Oil costs, demand push gas prices up, House panel told

May 21, 2007
High crude costs remain the single biggest force behind rising gasoline prices, said John C. Felmy, American Petroleum Institute chief economist, on May 9.

High crude costs remain the single biggest force behind rising gasoline prices, said John C. Felmy, American Petroleum Institute chief economist, on May 9. But the current increase also reflects record US demand for gasoline during the first quarter, he told a US House special committee.

“In addition, the annual switchover to ‘summer blend’ required by [the US Environmental Protection Agency] has occurred and this warm-weather gasoline is more expensive to produce,” Felmy told the House Select Committee on Energy Independence and Global Warming. “The switchover requires a large supply drawdown to meet regulations.”
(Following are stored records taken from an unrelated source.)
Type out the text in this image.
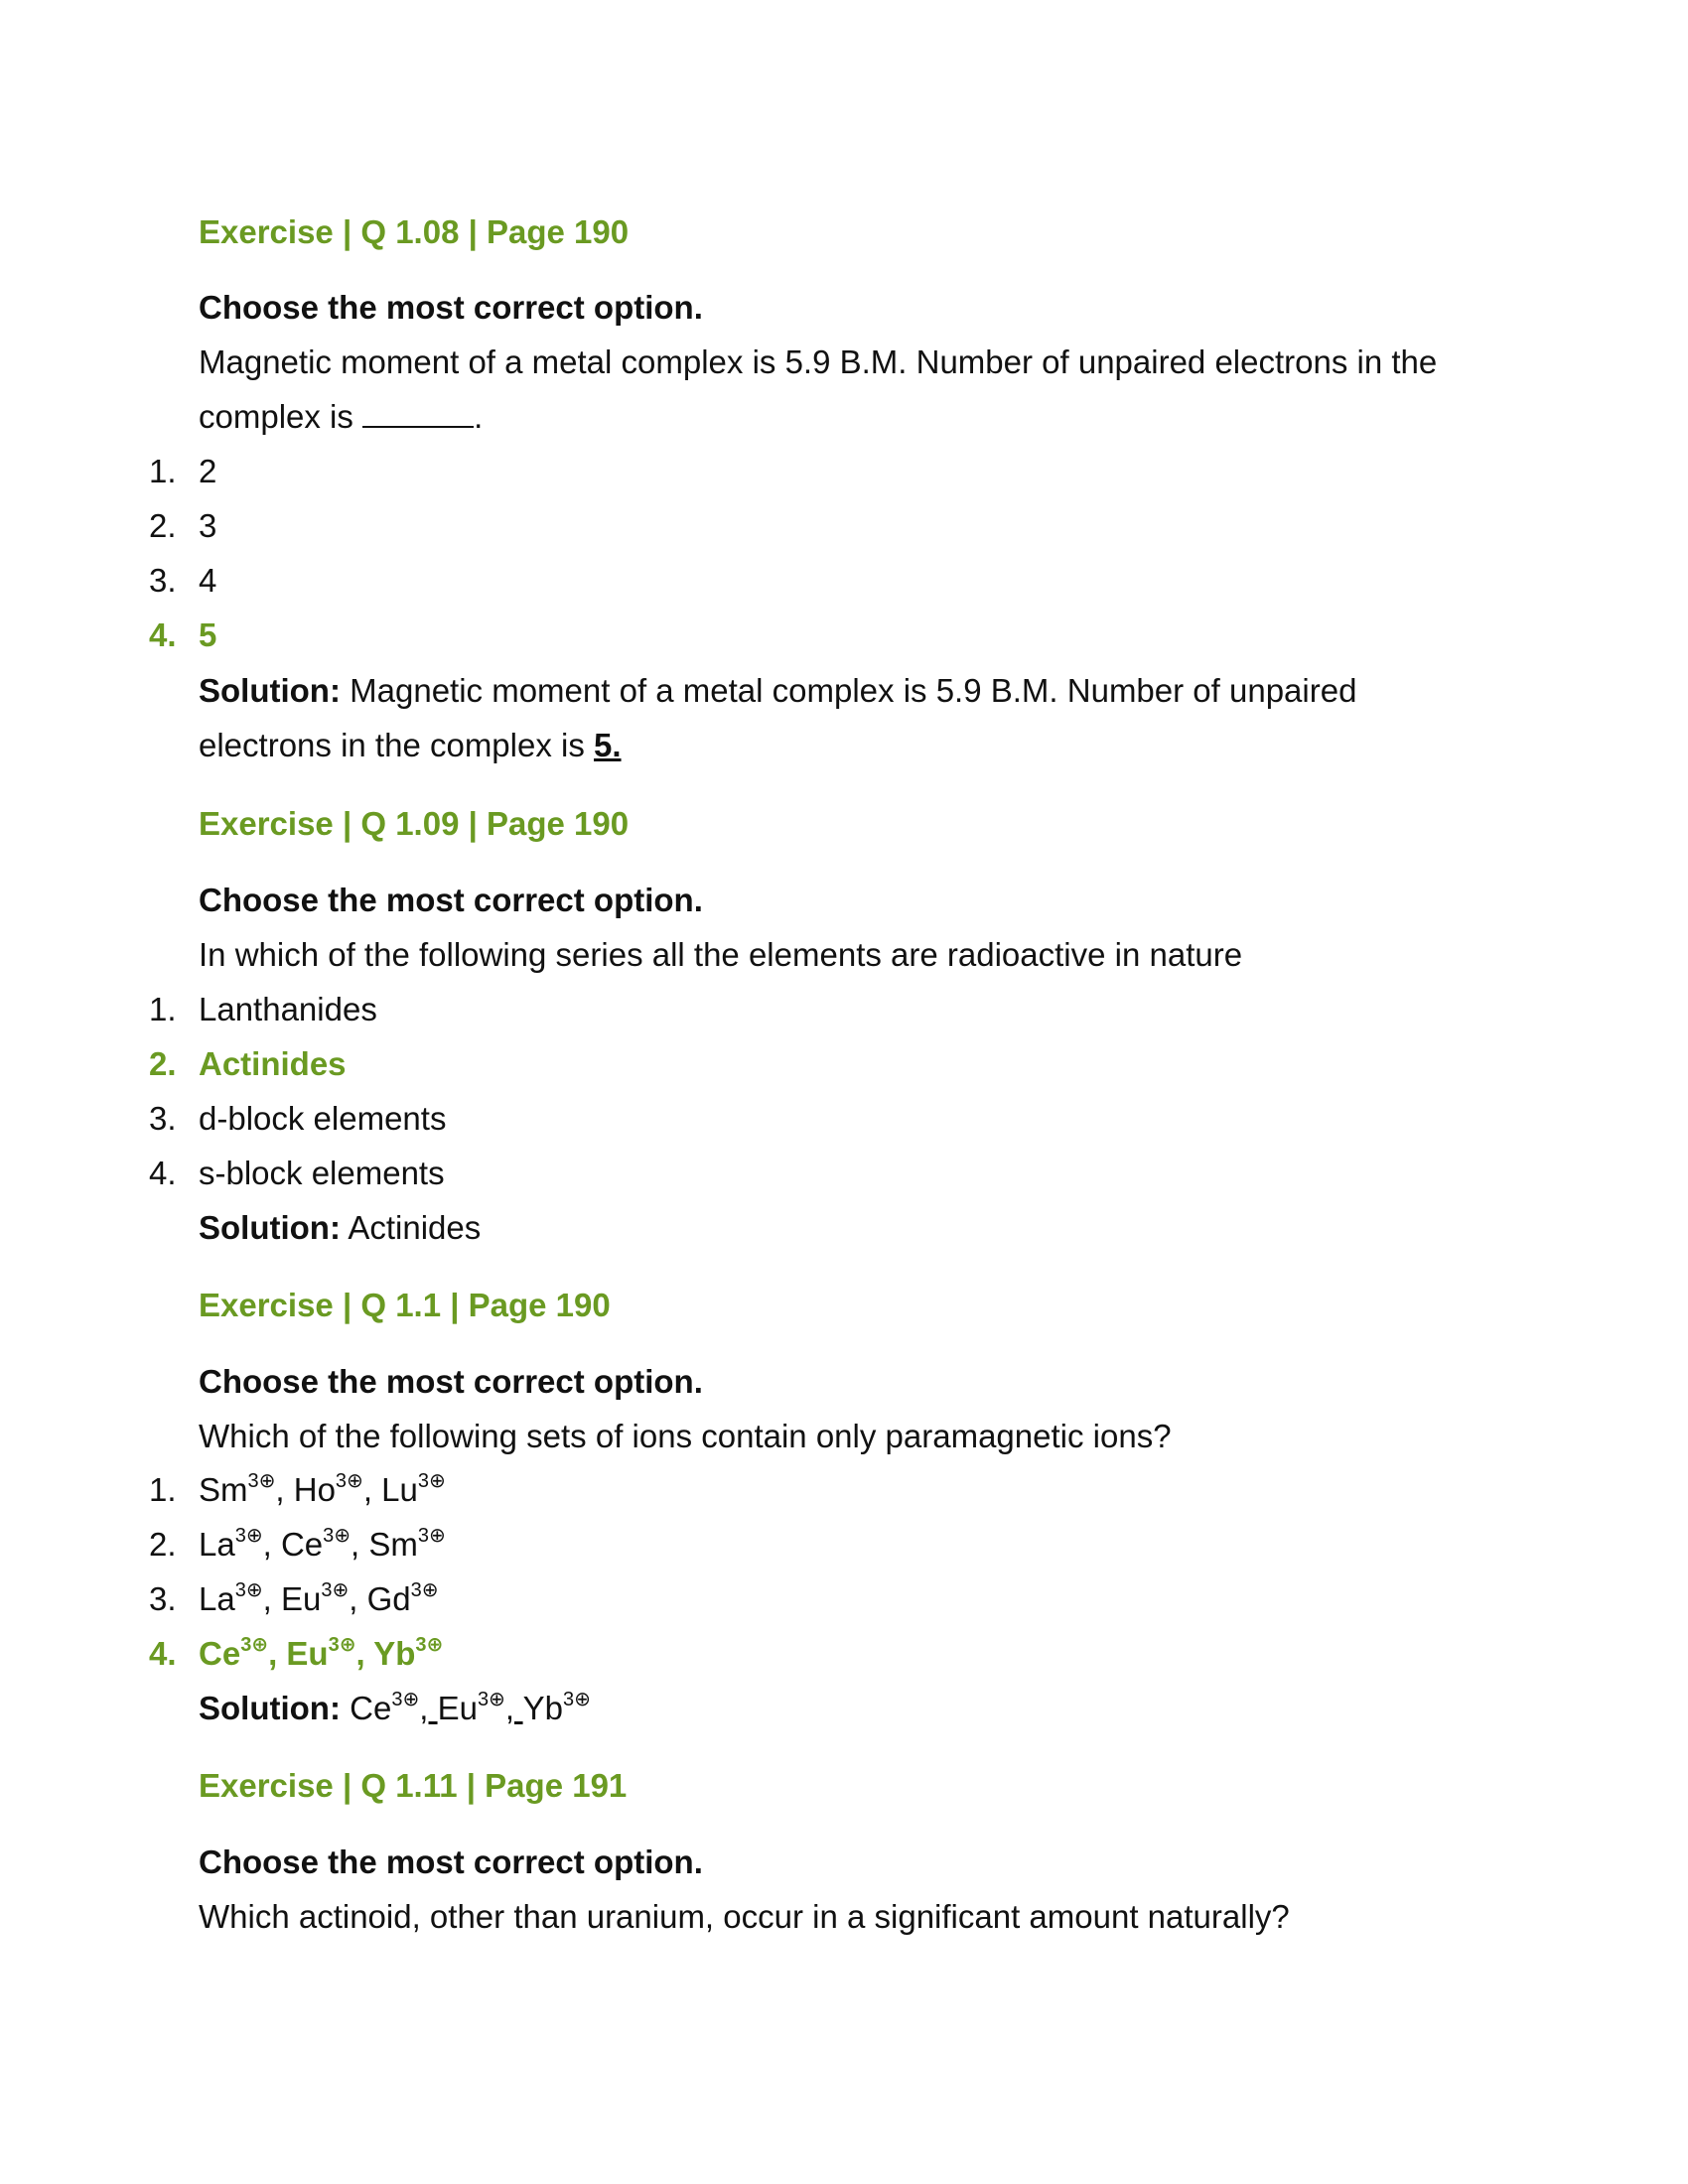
Exercise | Q 1.08 | Page 190
Choose the most correct option.
Magnetic moment of a metal complex is 5.9 B.M. Number of unpaired electrons in the
complex is	.
1. 2
2. 3
3. 4
4. 5
Solution: Magnetic moment of a metal complex is 5.9 B.M. Number of unpaired
electrons in the complex is 5.
Exercise | Q 1.09 | Page 190
Choose the most correct option.
In which of the following series all the elements are radioactive in nature
1. Lanthanides
2. Actinides
3. d-block elements
4. s-block elements
Solution: Actinides
Exercise | Q 1.1 | Page 190
Choose the most correct option.
Which of the following sets of ions contain only paramagnetic ions?
1. $Sm^{3\oplus}$, $Ho^{3\oplus}$, $Lu^{3\oplus}$
2. $La^{3\oplus}$, $Ce^{3\oplus}$, $Sm^{3\oplus}$
3. $La^{3\oplus}$, $Eu^{3\oplus}$, $Gd^{3\oplus}$
4. $Ce^{3\oplus}$, $Eu^{3\oplus}$, $Yb^{3\oplus}$
Solution: $Ce^{3\oplus}$, $Eu^{3\oplus}$, $Yb^{3\oplus}$
Exercise | Q 1.11 | Page 191
Choose the most correct option.
Which actinoid, other than uranium, occur in a significant amount naturally?
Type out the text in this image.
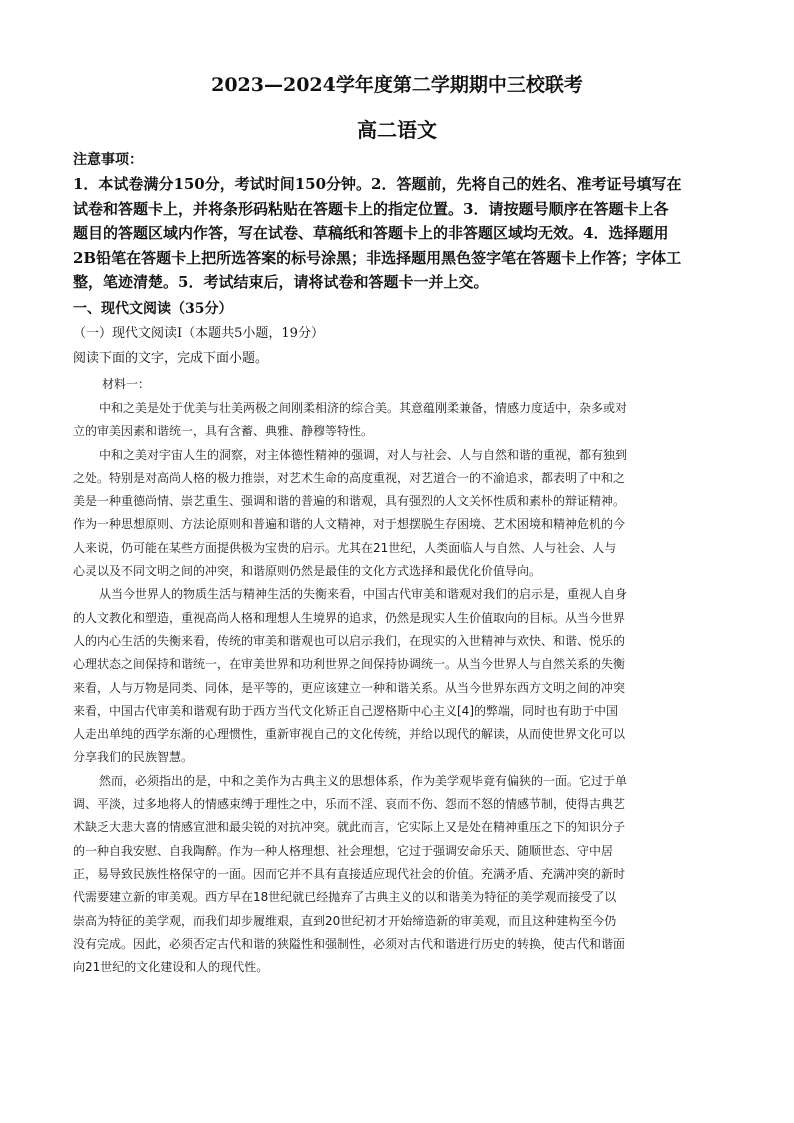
2023—2024学年度第二学期期中三校联考
高二语文
注意事项：
1．本试卷满分150分，考试时间150分钟。2．答题前，先将自己的姓名、准考证号填写在
试卷和答题卡上，并将条形码粘贴在答题卡上的指定位置。3．请按题号顺序在答题卡上各
题目的答题区域内作答，写在试卷、草稿纸和答题卡上的非答题区域均无效。4．选择题用
2B铅笔在答题卡上把所选答案的标号涂黑；非选择题用黑色签字笔在答题卡上作答；字体工
整，笔迹清楚。5．考试结束后，请将试卷和答题卡一并上交。
一、现代文阅读（35分）
（一）现代文阅读Ⅰ（本题共5小题，19分）
阅读下面的文字，完成下面小题。
材料一：
中和之美是处于优美与壮美两极之间刚柔相济的综合美。其意蕴刚柔兼备，情感力度适中，杂多或对
立的审美因素和谐统一，具有含蓄、典雅、静穆等特性。
中和之美对宇宙人生的洞察，对主体德性精神的强调，对人与社会、人与自然和谐的重视，都有独到
之处。特别是对高尚人格的极力推崇，对艺术生命的高度重视，对艺道合一的不渝追求，都表明了中和之
美是一种重德尚情、崇艺重生、强调和谐的普遍的和谐观，具有强烈的人文关怀性质和素朴的辩证精神。
作为一种思想原则、方法论原则和普遍和谐的人文精神，对于想摆脱生存困境、艺术困境和精神危机的今
人来说，仍可能在某些方面提供极为宝贵的启示。尤其在21世纪，人类面临人与自然、人与社会、人与
心灵以及不同文明之间的冲突，和谐原则仍然是最佳的文化方式选择和最优化价值导向。
从当今世界人的物质生活与精神生活的失衡来看，中国古代审美和谐观对我们的启示是，重视人自身
的人文教化和塑造，重视高尚人格和理想人生境界的追求，仍然是现实人生价值取向的目标。从当今世界
人的内心生活的失衡来看，传统的审美和谐观也可以启示我们，在现实的入世精神与欢快、和谐、悦乐的
心理状态之间保持和谐统一，在审美世界和功利世界之间保持协调统一。从当今世界人与自然关系的失衡
来看，人与万物是同类、同体，是平等的，更应该建立一种和谐关系。从当今世界东西方文明之间的冲突
来看，中国古代审美和谐观有助于西方当代文化矫正自己逻格斯中心主义[4]的弊端，同时也有助于中国
人走出单纯的西学东渐的心理惯性，重新审视自己的文化传统，并给以现代的解读，从而使世界文化可以
分享我们的民族智慧。
然而，必须指出的是，中和之美作为古典主义的思想体系，作为美学观毕竟有偏狭的一面。它过于单
调、平淡，过多地将人的情感束缚于理性之中，乐而不淫、哀而不伤、怨而不怒的情感节制，使得古典艺
术缺乏大悲大喜的情感宣泄和最尖锐的对抗冲突。就此而言，它实际上又是处在精神重压之下的知识分子
的一种自我安慰、自我陶醉。作为一种人格理想、社会理想，它过于强调安命乐天、随顺世态、守中居
正，易导致民族性格保守的一面。因而它并不具有直接适应现代社会的价值。充满矛盾、充满冲突的新时
代需要建立新的审美观。西方早在18世纪就已经抛弃了古典主义的以和谐美为特征的美学观而接受了以
崇高为特征的美学观，而我们却步履维艰，直到20世纪初才开始缔造新的审美观，而且这种建构至今仍
没有完成。因此，必须否定古代和谐的狭隘性和强制性，必须对古代和谐进行历史的转换，使古代和谐面
向21世纪的文化建设和人的现代性。
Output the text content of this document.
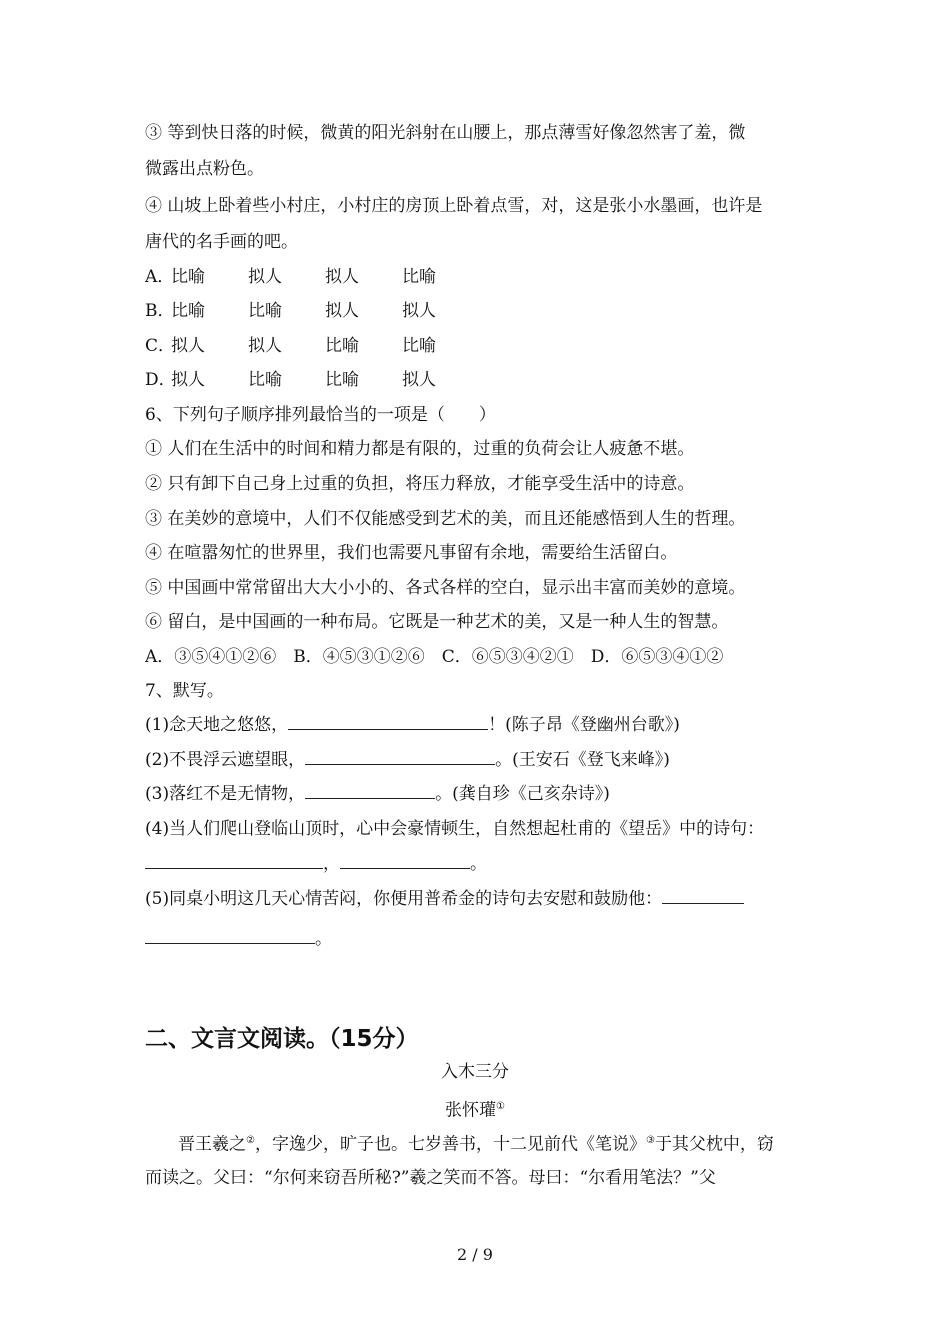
③ 等到快日落的时候，微黄的阳光斜射在山腰上，那点薄雪好像忽然害了羞，微
微露出点粉色。
④ 山坡上卧着些小村庄，小村庄的房顶上卧着点雪，对，这是张小水墨画，也许是
唐代的名手画的吧。
A．比喻	拟人	拟人	比喻
B．比喻	比喻	拟人	拟人
C．拟人	拟人	比喻	比喻
D．拟人	比喻	比喻	拟人
6、下列句子顺序排列最恰当的一项是（　　）
① 人们在生活中的时间和精力都是有限的，过重的负荷会让人疲惫不堪。
② 只有卸下自己身上过重的负担，将压力释放，才能享受生活中的诗意。
③ 在美妙的意境中，人们不仅能感受到艺术的美，而且还能感悟到人生的哲理。
④ 在喧嚣匆忙的世界里，我们也需要凡事留有余地，需要给生活留白。
⑤ 中国画中常常留出大大小小的、各式各样的空白，显示出丰富而美妙的意境。
⑥ 留白，是中国画的一种布局。它既是一种艺术的美，又是一种人生的智慧。
A．③⑤④①②⑥　B．④⑤③①②⑥　C．⑥⑤③④②①　D．⑥⑤③④①②
7、默写。
(1)念天地之悠悠，	！(陈子昂《登幽州台歌》)
(2)不畏浮云遮望眼，	。(王安石《登飞来峰》)
(3)落红不是无情物，	。(龚自珍《己亥杂诗》)
(4)当人们爬山登临山顶时，心中会豪情顿生，自然想起杜甫的《望岳》中的诗句：
，	。
(5)同桌小明这几天心情苦闷，你便用普希金的诗句去安慰和鼓励他：
。
二、文言文阅读。（15分）
入木三分
张怀瓘①
晋王羲之②，字逸少，旷子也。七岁善书，十二见前代《笔说》③于其父枕中，窃
而读之。父曰：“尔何来窃吾所秘?”羲之笑而不答。母曰：“尔看用笔法？”父
2 / 9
His testimony came a day after the Senate Commerce, Science, and Transportation Committee added an amendment that would make gasoline price gouging a federal crime to a bill aimed at improving automotive fuel efficiency requirements (OGJ Online, May 9, 2007). Two separate House subcommittee chairmen also have announced in the past week that they would hold hearings to investigate rising gasoline prices.

Felmy said the US Department of Energy forecasts continued strong gasoline demand through the summer driving season. “Moreover, nearly half of US gasoline is blended with ethanol, so as demand has gone up, ethanol prices and the cost of ethanol-blended gasoline have risen as well,” he said.

There also is less gasoline available to import as European refineries undergo spring maintenance, he added. A 17-day strike in March by French port workers also led some European refiners to reduce production, he said.

Crude stocks grow

US oil producers and refiners are responding to consumers’ price concerns, Felmy said. “Crude oil inventories have been building and, as of today, are 8.9% above the 5-year average for this time of year. Year-to-date gasoline production is 8.85 million b/d, the highest ever,” he said.

“Thanks to the industry’s major investments in state-of-the-art refining technology, our companies are squeezing out more gasoline and diesel fuel from a barrel of crude oil this year compared to past years. Looking ahead, we expect to bring the equivalent of eight new refineries into operation by 2011,” Felmy continued.

While rising gasoline prices are a burden to consumers, they cannot be isolated from the overall US energy situation, he said. “The solution to the energy challenges we face is to increase and diversify sources of supply, including alternatives; reduce demand and expand infrastructure,” he told the committee.

“We have plentiful oil and gas resources remaining to be discovered in the US-enough oil to power more than 60 million cars and heat more than 25 million homes for 60 years, and enough natural gas to heat an additional 60 million homes for 160 years. Only government policies stand in the way of increasing access to these resources, facilitating refining capacity and pipeline expansions, and increasing energy security,” Felmy said.

Four other witnesses-Sylvia Estes, president of Pipeline and Industrial Group in Virginia Beach, Va.; Michael Mitternight, owner of Factory Service Agency in Metairie, La.; Terry Thomas, chief executive of Community Bus Services in Youngstown, Ohio; and Donn Teske, president of the Kansas Farmers Union in McPherson, Kan.-testified about the impacts of higher gasoline prices on their businesses.